Treasury Wine Estates (ASX: TWE) reported full-year 2013 earnings today, edging up its top line but drastically dropping its bottom line. Revenue for the year clocked in at $1.73 billion, 2.8% above 2012's $1.68 billion in sales.
The minor improvement in sales points to potential growth, but the Treasury Wine's bottom line profits plummeted. While EBITS stayed steady at $209 million, profitable attributable to shareholders dropped over 50% to $42.3 million.

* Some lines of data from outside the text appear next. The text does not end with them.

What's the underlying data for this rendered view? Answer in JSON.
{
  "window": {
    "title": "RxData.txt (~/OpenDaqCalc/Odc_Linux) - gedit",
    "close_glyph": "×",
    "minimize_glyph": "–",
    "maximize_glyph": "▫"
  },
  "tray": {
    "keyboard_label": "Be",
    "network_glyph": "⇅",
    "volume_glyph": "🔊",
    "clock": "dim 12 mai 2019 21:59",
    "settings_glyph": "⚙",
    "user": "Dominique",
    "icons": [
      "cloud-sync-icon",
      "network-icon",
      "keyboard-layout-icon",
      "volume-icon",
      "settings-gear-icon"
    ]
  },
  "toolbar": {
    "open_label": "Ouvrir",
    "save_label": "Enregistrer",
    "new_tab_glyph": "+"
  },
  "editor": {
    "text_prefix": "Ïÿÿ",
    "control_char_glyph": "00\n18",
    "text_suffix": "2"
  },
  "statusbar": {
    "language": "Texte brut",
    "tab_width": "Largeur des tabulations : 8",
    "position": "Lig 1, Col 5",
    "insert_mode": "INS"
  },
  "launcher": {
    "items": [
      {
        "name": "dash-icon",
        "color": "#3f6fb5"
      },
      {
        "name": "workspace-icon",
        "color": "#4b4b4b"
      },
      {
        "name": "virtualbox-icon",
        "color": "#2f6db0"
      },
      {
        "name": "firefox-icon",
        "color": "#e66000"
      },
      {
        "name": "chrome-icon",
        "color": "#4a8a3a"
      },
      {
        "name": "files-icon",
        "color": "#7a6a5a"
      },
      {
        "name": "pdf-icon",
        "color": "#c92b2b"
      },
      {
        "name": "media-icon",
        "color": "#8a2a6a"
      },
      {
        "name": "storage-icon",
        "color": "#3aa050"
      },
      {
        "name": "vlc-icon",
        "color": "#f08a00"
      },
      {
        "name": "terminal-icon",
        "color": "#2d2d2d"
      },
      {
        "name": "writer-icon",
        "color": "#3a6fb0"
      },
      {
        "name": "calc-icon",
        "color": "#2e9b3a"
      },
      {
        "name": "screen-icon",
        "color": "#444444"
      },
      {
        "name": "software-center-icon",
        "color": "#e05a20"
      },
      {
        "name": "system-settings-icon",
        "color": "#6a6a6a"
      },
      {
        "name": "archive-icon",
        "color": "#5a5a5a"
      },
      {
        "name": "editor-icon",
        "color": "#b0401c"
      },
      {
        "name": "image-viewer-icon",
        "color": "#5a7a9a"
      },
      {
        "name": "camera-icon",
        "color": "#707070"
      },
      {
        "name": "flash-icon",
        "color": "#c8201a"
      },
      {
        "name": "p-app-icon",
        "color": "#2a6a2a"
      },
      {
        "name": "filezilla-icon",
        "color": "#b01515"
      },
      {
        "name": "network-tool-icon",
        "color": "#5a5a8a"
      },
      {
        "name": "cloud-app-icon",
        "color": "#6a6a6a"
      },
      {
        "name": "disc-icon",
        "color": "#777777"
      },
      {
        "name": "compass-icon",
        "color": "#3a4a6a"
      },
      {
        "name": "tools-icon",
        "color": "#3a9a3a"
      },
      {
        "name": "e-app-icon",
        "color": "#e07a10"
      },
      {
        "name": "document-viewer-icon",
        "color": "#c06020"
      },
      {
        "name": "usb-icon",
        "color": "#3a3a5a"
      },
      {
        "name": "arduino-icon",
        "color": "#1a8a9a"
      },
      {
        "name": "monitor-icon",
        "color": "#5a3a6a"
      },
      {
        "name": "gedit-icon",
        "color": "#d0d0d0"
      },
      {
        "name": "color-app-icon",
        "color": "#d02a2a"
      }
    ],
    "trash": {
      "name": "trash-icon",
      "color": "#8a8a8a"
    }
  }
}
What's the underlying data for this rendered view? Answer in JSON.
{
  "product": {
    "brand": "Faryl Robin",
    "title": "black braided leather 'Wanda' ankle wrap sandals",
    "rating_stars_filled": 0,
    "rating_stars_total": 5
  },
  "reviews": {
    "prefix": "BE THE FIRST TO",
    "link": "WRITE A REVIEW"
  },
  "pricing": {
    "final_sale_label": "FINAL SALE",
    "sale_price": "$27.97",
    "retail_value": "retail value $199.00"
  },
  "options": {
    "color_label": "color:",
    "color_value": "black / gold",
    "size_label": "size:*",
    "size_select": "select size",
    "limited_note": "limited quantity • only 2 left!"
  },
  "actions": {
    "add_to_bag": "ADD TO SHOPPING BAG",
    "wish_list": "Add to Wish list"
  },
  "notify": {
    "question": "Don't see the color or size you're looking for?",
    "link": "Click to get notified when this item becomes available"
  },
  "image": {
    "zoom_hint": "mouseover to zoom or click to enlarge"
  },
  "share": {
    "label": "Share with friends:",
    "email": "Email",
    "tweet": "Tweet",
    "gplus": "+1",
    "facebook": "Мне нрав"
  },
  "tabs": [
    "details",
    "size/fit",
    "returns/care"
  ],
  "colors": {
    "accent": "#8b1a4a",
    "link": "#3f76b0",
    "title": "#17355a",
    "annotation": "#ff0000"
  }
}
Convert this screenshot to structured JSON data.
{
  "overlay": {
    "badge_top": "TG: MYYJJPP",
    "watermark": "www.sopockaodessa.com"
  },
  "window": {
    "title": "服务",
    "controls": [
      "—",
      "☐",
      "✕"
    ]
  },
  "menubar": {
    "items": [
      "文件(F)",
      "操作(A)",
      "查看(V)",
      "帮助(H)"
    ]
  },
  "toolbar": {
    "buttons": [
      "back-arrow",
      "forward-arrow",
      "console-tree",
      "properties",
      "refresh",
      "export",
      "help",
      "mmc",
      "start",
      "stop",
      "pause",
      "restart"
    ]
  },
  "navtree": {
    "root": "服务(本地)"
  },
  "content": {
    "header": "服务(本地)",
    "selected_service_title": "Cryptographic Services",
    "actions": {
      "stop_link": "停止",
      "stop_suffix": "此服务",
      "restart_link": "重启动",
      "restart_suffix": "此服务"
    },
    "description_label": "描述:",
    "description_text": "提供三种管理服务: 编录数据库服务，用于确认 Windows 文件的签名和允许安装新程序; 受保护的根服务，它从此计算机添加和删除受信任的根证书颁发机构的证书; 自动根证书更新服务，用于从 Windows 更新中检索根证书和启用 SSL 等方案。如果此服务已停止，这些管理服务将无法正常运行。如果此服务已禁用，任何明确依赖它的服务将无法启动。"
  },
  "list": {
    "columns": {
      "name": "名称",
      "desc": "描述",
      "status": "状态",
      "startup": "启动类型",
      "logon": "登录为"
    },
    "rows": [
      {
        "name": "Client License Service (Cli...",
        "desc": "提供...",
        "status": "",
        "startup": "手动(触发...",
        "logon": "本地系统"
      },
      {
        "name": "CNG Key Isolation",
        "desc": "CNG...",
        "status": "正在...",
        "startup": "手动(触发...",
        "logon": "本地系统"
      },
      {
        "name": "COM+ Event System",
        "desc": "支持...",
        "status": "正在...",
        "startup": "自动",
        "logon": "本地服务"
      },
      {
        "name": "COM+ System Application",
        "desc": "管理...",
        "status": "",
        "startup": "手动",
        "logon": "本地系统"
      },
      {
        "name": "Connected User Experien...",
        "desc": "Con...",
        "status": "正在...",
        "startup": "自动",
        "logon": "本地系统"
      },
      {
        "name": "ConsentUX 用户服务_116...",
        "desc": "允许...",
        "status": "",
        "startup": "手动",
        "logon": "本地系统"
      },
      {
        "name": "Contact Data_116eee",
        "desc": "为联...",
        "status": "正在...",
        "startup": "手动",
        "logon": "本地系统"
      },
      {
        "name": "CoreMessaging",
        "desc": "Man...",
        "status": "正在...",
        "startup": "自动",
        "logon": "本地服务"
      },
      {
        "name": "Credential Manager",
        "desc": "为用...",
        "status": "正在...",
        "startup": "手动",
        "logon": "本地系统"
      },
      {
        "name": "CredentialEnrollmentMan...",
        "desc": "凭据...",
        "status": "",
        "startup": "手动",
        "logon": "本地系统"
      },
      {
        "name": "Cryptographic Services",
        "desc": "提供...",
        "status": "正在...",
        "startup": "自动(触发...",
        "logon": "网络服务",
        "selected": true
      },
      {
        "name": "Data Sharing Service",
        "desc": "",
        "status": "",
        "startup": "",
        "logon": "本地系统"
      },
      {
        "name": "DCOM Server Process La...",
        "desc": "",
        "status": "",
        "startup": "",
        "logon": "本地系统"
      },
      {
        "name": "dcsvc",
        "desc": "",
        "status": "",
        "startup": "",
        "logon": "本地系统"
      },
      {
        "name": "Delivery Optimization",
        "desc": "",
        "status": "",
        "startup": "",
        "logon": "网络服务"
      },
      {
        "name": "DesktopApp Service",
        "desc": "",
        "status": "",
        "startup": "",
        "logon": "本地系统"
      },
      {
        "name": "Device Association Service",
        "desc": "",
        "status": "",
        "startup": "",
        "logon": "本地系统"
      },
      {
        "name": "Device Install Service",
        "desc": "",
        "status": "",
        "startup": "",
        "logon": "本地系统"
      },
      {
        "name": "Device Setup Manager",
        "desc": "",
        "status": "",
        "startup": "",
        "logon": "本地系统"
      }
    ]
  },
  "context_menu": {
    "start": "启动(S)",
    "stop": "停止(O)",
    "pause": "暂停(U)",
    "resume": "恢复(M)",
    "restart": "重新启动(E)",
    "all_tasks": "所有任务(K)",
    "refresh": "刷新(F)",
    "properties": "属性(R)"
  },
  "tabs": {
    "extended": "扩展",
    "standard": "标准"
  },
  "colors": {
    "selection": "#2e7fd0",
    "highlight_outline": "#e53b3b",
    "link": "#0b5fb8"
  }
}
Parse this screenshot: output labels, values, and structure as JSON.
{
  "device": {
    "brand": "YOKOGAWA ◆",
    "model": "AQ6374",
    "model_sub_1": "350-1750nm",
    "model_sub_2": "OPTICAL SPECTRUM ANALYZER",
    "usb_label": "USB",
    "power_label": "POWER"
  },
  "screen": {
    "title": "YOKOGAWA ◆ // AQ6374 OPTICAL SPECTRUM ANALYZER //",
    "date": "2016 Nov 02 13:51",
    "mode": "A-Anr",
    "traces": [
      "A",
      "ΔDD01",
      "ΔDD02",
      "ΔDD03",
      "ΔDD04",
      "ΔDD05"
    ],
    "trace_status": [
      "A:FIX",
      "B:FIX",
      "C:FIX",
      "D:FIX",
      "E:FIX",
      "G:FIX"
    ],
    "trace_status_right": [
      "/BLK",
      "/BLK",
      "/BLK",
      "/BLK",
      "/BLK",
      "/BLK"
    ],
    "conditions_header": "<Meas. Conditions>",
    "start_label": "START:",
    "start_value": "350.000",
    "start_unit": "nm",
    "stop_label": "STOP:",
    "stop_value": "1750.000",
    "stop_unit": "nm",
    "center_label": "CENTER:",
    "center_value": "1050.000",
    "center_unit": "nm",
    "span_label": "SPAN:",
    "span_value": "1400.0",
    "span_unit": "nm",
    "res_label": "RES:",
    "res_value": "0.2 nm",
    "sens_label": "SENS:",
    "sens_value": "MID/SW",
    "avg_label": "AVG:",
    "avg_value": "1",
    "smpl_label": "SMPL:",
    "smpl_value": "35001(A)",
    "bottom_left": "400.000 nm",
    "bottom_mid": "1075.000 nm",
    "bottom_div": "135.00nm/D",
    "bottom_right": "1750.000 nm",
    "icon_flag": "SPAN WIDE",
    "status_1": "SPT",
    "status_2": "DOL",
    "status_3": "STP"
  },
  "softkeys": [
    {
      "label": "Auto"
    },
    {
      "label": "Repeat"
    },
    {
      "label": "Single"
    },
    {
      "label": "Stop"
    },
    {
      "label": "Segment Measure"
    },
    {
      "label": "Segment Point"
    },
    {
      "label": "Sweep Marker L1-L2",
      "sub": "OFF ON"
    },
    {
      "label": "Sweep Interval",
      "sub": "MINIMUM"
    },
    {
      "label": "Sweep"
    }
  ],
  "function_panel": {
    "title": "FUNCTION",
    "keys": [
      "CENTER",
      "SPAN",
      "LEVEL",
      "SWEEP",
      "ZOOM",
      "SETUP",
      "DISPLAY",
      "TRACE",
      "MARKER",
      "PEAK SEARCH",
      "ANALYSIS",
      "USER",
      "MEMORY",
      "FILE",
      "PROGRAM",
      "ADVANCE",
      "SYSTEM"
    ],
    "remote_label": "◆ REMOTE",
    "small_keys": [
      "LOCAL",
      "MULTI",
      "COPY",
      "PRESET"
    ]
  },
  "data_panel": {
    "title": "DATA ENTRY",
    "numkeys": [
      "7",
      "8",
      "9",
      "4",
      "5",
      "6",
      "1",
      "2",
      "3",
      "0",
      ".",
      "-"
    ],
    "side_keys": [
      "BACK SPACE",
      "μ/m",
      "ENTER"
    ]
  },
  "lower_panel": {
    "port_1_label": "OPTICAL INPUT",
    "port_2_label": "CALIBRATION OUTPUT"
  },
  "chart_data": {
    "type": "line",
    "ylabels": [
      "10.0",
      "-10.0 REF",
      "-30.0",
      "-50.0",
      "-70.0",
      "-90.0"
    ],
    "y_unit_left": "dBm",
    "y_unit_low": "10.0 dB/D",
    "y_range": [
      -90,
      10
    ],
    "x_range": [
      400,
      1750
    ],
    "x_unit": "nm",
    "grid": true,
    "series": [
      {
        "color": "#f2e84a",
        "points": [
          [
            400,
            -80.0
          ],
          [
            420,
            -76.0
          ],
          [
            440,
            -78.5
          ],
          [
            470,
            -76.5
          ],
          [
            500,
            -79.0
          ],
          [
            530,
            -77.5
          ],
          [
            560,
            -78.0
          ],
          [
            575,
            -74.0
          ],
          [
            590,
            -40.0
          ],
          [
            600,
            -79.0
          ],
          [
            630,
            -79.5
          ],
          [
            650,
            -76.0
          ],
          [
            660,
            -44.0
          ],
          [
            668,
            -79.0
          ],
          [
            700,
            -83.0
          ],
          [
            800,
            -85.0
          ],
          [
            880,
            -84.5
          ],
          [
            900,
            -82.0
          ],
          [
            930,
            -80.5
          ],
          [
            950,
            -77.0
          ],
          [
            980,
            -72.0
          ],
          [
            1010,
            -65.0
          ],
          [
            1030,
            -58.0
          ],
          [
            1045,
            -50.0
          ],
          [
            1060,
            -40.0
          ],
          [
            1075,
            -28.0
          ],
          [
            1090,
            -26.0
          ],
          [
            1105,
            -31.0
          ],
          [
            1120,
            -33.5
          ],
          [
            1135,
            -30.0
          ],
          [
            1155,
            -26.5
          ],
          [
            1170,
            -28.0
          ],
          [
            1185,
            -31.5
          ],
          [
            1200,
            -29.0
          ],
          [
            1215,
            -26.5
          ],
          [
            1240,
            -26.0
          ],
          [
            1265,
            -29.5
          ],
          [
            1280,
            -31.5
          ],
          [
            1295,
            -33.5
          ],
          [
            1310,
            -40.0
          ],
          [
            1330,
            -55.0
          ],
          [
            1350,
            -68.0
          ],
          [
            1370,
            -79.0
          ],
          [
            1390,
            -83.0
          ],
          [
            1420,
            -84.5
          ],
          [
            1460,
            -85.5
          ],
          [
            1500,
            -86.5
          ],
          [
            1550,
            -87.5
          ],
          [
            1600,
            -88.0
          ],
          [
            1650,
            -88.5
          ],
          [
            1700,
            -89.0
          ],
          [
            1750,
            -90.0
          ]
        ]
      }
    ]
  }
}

Cost of sales seems to be the main culprit behind the squeeze, with gross margins dropping 10 percentage points from 35% in 2012 to 25% this year. For investors, all this whittles down to adjusted EPS of $0.065 for 2013, compared to 2012's $0.138.
Looking ahead, CEO David Dearie noted, "While fiscal 2013 was a challenging year for TWE, the fundamentals of the global wine industry have not changed. The supply and demand cycle is moving towards balance and global consumer demand for premium wine brands continues to grow. We remain focussed on investing in and supporting our portfolio of iconic brands, with planned brand building investment expected to increase significantly in fiscal 2014 as we continue to drive higher volume and sales growth."
For 2014, the company will take a $30 million hit due to excessive U.S. inventory levels, and expects EBITS to register in the range of $230 million to $250 million.